Фридрих Ницше. «Антихристианин. Проклятие христианству»


Глава 55
КУЛЬТУРА ИНЬ
Песни Ямато!
Вы вырастаете из одного семени — сердца,
и разрастаетесь в мириады лепестков
речи — в мириады слов.
Ки-Но Цураюки
Вся компания собралась у Беатрис в честь приезда Паоло из Японии. Он ездил туда по поручению Уицрик, чтобы изучить религии страны восходящего солнца, тем более что уже давно увлекался японской поэзией, историей и культурой Японии вообще. Впечатлений было масса, Паоло с удовольствием принялся делиться ими со своими друзьями.
Беатрис взяла на себя роль заботливой хозяйки, что было редкостью для нее, обычно, такая роль была ей не по душе, но в честь приезда Паоло она старалась, как могла, благо остальные женщины были рады помочь. Они готовили закуски, пока мужчины за рюмочкой коньяка обсуждали поездку.
— Чтобы понять японцев, надо родиться японцем, мыслить по-японски, думать-по японски, — говорил Паоло.
— Япония настолько непостижима для нашего европейского разума? Но что же тогда ты сумел понять за столь короткий визит? — спросил Олег.
— Мне во многом помог мой друг, проживший в Японии восемь лет в одной чайной школе в Киото. За это время он сумел перестать быть европейцем, но японцем так и не стал.
— Ты нас заинтриговал, — сказала Леночка, ставя поднос с бутербродами. — Как же европейцы реагируют на эту, экзотическую для нас страну?
— И правда, — поддержала ее Уицрик, — не томи, не терпится услышать подробности.
Все, наконец, уселись в удобные кресла и стали слушать.
— Пожалуй, начну с вопроса Леночки. Самая первая реакция иностранца, приехавшего в Японию, — неимоверное восхищение, изумление, которое может длиться на первых порах, хотя все очень индивидуально, от года до пяти лет. Европейца поражает все, особенно утонченная философия, эстетика, высокоразвитая культура и необычная религия, вернее, синтез религий на основе синто. Потом этот период изумления и восхищения с неизбежностью переходит в свою противоположность — крайнее раздражение на уровне почти физической аллергии от всего японского, которое себя проявляет в высказываниях типа: японцы тупые, бессмысленные животные.

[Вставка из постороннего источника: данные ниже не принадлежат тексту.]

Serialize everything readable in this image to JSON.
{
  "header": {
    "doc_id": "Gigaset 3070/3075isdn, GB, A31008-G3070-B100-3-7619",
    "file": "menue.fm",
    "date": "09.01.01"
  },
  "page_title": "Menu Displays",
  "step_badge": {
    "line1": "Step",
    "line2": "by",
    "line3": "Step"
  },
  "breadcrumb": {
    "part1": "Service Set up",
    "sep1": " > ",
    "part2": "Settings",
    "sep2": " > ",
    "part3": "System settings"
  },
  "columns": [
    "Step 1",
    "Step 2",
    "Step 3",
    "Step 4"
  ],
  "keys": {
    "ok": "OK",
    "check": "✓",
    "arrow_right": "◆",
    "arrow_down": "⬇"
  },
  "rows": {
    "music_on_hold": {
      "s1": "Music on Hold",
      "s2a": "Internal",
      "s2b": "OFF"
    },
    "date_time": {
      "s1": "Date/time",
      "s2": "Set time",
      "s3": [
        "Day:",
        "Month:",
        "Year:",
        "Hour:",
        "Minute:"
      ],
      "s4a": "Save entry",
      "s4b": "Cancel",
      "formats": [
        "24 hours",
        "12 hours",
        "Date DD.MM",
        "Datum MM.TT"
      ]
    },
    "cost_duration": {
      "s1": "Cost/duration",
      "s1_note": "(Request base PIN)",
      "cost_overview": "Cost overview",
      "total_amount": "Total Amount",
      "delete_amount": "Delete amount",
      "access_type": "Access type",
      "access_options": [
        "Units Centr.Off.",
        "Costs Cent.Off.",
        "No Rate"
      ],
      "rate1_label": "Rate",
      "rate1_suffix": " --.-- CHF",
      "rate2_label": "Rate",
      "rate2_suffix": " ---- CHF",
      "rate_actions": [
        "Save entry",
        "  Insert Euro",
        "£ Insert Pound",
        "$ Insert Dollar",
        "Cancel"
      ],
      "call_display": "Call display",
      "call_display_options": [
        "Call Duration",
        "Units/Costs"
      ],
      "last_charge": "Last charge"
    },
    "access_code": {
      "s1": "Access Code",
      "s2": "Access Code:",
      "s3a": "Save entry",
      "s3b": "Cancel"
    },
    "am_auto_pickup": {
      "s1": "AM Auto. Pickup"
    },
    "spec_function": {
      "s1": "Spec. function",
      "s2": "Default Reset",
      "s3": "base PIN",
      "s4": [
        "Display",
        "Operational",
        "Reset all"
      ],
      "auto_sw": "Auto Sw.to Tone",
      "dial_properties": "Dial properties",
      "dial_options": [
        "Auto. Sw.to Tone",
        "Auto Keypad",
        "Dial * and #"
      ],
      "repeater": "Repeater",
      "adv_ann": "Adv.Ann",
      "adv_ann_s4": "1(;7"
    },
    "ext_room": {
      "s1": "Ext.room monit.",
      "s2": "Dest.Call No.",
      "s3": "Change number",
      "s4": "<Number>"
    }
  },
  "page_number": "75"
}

— Как?! — изумилась Лена и все остальные.
— Отдавая должное успехам в экономике, технологиях с одной стороны, с другой — европейцев охватывает отчаяние от невозможности адекватного диалога с японцами. Они говорят, что это люди, которые живут на раз и навсегда заданных рефлексах, и, чтобы заставить японца с тобой говорить, надо научить его, помочь переродиться в другой шкуре, европейской. В  свою очередь, японец за границей — до сих пор предмет анекдотов, потому что, попав в чужую ситуацию, он теряет всю свою природную сообразительность, смекалку, как будто в инопланетной среде. С иностранцем, приехавшим в Японию, он тоже общается очень своеобразно. Иностранца обычно называют «человеком извне» — это тот же инопланетянин, с которым на человеческом языке, то есть на японском, разговаривать вообще невозможно. Японцы физически ощущают языковую преграду, которая отделяет их от всех остальных. Когда иностранец говорит «здравствуйте» по-японски, это ввергает их в полуобморочное состояние.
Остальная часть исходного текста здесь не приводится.